Virginia Gov. Terry McAuliffe is aiming to add congressional seats with a plan to overhaul districts across the commonwealth.
The flamboyant Democrat presented his proposal to a panel of federal judges working to redraw the lines of Virginia's 3rd Congressional District.
Under McAuliffe's proposal, Rep. Bobby Scott's 3rd District, which currently straddles the James River, would shift to Hampton Roads, giving it an electorate that is slightly more than 41 percent African-American. That's down from the current 56 percent.
The 3rd District was created in 1992 as a majority-minority seat, and Democrat Scott has held it ever since.
At the same time, an adjacent district centered around Richmond would pick up a larger percentage of African-American voters - enough, given voting patterns, to deliver at least one more dependable seat to the Democrats, McAuliffe hopes.
The nearby 4th, 5th and 7th congressional districts are all currently held by Republicans. The lines off all these districts would shift under McAuliffe's plan.
University of Richmond political science professor Dan Palazzolo told AMI Newswire the panel's experts will likely use a June opinion from the Federal Fourth Circuit Court of Appeals "as a guideline" to focus on the 3rd and the districts surrounding it.
That ruling said the current districting violated the equal protection clause of the 14th Amendment by clustering black votes in the 3rd District.
Palazzolo noted that McAuliffe's push for a second majority-minority district is not new. "[It] came up in the first iteration of redistricting after the 2010 census," he said.
Palazzolo added, "It is conceivable to draft a plan with two such districts, but it will be harder for an African-American candidate to win as a first-time challenger in a newly drawn district with 40 percent African-American voting age population."
Even if the Court does not use McAuliffe's more ambitious redistricting plan, a redrawn 3rd will still have an effect on surrounding districts like the 2nd, represented by Republican Scott Rigell, and the 4th, represented by Republican Randy Forbes.
Palazzolo said neither Rigell nor Forbes has much to worry about.

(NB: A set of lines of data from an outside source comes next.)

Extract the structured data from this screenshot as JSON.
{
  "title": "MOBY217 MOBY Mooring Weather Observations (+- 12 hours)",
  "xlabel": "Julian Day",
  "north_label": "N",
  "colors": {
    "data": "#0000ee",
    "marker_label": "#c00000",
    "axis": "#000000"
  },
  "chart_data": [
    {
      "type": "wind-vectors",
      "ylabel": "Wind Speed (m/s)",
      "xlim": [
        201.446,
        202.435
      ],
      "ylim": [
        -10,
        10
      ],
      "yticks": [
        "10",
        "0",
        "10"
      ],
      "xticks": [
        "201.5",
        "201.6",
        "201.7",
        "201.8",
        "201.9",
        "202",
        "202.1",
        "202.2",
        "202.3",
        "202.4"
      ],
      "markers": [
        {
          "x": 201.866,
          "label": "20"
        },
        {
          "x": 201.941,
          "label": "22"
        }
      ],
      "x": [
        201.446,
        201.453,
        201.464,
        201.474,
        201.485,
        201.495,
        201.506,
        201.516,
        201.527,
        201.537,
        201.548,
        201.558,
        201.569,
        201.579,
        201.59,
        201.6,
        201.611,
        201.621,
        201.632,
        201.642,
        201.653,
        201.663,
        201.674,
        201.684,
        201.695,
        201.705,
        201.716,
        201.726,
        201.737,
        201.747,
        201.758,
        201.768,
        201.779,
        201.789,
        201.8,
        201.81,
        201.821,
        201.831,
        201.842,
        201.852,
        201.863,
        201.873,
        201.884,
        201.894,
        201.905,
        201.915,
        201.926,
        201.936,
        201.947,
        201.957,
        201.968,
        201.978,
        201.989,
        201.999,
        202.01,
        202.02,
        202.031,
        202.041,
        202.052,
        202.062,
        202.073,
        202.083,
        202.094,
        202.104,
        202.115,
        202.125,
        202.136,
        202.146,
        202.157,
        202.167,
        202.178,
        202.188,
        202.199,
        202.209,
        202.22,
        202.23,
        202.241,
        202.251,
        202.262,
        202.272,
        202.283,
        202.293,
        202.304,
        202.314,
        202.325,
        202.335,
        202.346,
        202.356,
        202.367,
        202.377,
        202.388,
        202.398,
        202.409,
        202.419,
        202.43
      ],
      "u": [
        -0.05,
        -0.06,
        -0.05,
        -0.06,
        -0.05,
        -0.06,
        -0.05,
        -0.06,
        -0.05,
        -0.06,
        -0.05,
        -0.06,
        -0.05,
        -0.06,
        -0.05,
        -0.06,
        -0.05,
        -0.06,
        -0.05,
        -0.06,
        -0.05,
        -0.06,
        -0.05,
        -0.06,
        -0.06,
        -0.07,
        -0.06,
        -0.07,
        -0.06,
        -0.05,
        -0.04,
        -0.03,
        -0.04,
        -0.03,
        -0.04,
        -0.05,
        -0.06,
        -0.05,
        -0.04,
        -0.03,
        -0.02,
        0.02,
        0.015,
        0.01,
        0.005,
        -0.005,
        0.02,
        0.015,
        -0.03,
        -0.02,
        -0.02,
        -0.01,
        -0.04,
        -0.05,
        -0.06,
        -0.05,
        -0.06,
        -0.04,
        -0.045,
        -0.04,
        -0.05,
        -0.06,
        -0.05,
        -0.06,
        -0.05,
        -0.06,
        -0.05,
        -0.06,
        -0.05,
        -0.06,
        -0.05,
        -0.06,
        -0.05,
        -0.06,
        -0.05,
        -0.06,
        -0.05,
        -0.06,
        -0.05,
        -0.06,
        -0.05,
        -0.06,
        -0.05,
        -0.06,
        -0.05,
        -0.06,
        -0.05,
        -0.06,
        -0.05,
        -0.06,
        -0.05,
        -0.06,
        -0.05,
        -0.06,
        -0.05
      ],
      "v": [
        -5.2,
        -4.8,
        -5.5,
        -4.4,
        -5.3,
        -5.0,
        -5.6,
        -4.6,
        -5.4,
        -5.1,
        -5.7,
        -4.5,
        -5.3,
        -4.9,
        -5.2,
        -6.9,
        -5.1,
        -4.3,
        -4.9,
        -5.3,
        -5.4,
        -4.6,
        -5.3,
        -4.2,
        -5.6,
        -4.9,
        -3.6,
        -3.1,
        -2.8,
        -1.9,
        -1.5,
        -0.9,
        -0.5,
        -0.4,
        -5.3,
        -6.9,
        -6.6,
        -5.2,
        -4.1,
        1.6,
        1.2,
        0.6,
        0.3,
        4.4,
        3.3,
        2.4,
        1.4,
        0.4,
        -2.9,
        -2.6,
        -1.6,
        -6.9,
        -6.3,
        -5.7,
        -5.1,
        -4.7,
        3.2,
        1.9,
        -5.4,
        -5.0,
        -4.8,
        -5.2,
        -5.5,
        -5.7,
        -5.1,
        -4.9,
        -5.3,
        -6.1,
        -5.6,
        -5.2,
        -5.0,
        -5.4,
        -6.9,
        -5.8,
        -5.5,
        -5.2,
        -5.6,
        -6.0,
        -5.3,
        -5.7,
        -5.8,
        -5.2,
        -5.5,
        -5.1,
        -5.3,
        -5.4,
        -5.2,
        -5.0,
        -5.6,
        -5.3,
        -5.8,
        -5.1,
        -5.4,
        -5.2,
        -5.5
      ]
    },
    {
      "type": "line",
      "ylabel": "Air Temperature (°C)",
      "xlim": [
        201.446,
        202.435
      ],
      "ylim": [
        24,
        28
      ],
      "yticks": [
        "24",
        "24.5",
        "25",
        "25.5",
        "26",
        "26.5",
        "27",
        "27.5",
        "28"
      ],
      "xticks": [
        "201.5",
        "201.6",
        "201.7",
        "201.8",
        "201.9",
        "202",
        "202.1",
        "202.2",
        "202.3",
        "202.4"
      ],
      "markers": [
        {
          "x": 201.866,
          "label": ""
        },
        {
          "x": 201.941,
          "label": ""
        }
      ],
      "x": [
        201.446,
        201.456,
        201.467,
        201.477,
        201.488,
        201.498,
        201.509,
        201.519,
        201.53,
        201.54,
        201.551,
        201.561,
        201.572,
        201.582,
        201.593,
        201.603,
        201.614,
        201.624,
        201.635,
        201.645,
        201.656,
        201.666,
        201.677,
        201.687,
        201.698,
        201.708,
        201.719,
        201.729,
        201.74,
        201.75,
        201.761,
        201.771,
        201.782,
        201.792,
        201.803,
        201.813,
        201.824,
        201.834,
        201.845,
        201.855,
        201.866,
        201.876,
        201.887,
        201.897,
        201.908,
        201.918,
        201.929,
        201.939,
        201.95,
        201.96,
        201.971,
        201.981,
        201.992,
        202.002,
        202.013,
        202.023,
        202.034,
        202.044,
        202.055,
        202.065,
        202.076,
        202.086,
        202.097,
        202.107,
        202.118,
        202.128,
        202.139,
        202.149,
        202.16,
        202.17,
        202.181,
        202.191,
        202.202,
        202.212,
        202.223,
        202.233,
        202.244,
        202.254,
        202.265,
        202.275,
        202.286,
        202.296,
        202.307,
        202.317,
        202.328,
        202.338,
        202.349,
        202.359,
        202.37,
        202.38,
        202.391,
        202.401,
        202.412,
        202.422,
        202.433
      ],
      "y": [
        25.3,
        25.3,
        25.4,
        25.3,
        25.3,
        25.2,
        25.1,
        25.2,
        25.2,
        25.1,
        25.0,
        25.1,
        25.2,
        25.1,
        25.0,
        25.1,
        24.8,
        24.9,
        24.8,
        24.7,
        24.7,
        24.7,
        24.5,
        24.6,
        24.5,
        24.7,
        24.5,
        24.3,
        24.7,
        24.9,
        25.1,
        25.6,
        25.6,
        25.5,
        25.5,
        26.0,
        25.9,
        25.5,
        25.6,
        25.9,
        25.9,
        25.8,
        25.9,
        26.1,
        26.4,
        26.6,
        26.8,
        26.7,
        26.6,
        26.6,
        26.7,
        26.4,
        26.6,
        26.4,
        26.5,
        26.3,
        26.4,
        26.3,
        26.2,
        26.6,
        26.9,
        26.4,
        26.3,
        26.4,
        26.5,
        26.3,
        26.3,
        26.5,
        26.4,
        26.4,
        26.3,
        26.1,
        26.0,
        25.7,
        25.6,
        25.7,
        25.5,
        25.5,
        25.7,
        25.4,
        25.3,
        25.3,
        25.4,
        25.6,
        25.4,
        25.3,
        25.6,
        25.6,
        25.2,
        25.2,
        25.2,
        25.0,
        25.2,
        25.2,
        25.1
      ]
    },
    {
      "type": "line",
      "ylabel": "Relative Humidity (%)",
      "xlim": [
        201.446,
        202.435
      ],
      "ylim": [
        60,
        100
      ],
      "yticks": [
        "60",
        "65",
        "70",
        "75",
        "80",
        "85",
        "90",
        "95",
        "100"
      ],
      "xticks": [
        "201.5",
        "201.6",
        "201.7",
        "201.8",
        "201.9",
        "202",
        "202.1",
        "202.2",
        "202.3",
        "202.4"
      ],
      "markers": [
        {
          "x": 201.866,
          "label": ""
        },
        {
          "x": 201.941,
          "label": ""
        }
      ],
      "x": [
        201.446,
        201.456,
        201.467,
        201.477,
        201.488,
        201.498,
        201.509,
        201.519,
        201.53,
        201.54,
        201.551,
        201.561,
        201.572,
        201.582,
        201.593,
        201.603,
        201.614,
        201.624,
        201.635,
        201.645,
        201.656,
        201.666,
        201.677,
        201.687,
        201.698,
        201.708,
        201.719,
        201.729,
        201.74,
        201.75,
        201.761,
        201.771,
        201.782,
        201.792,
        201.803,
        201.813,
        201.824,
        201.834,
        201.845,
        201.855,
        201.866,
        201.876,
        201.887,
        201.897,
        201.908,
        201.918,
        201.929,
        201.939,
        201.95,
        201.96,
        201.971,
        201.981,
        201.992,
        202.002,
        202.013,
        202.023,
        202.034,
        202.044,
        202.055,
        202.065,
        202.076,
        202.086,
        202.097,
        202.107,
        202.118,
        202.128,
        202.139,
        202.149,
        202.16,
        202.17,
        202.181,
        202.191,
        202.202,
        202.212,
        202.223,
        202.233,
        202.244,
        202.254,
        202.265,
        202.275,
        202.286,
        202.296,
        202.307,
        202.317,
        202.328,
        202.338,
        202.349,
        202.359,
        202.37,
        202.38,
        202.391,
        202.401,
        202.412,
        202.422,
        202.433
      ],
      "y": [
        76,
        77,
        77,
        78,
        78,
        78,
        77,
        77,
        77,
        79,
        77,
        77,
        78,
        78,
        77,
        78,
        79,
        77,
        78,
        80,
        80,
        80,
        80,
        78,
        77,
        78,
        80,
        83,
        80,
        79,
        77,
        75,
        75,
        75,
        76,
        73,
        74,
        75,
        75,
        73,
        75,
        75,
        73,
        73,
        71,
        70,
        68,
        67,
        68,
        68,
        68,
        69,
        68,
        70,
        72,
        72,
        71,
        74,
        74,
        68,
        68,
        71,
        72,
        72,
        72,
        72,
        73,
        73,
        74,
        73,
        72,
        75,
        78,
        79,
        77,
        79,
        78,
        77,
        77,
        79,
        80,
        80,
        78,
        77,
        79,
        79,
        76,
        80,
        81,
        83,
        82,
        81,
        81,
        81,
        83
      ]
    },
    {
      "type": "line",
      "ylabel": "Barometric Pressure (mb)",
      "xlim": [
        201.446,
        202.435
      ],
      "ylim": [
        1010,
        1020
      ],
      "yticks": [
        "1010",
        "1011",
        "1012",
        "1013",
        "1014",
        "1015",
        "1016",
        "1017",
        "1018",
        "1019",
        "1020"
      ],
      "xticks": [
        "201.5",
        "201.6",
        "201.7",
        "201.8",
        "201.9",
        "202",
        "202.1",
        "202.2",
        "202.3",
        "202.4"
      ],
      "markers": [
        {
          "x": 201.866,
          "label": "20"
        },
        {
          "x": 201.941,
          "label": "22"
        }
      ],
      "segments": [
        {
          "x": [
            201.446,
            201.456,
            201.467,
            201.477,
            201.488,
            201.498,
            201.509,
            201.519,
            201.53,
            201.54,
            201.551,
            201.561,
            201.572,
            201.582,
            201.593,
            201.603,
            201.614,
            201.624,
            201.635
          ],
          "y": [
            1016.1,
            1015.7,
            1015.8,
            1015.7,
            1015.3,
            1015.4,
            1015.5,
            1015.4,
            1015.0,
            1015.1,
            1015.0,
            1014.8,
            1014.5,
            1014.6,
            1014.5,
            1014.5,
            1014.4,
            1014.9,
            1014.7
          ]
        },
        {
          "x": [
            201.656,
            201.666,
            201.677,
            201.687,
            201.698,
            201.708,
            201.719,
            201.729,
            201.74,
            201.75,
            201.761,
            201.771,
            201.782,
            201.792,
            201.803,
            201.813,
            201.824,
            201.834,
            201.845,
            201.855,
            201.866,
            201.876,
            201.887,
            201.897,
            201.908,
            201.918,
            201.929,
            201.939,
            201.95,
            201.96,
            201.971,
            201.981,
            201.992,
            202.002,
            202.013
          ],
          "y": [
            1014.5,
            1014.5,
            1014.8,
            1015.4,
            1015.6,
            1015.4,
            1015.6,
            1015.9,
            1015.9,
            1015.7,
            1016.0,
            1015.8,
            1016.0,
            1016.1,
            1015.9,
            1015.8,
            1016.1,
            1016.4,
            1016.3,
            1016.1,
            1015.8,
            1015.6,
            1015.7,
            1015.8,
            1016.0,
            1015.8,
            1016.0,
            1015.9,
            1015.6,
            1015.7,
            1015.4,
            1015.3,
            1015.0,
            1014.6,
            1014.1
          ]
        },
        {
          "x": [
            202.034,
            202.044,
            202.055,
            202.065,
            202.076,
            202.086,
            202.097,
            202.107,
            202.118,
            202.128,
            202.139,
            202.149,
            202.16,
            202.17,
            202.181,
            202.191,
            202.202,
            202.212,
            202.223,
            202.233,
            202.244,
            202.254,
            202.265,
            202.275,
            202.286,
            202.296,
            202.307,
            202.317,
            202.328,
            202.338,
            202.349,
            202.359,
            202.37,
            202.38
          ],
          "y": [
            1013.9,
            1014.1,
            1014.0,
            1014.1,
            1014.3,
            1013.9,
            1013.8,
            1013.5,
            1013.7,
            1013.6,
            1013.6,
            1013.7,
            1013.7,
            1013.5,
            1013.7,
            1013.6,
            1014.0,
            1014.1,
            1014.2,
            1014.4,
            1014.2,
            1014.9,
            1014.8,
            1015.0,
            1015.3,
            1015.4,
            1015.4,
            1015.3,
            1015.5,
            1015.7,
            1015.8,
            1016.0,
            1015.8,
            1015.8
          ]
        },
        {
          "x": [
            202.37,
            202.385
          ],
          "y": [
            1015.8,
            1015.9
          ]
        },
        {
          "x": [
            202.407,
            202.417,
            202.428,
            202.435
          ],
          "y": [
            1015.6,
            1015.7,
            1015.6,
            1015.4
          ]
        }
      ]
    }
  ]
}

"Both incumbent Republicans ran well ahead of President Obama," he told AMI Newswire. Obama won the 2nd by 4,700 votes and Rigell was re-elected by more than 23,000 votes. Meanwhile, Obama lost the 4th by 5,000, while Forbes won it by 49,000.
To beat either incumbent, Palazzolo said, Democrats will need more than new district lines. "Democrats will need to find high-quality challengers and Democrats will need to turn out at high levels," he said, "as they did in the 2012 presidential election."
Republicans currently have an 8-3 majority in Virginia's U.S. House delegation.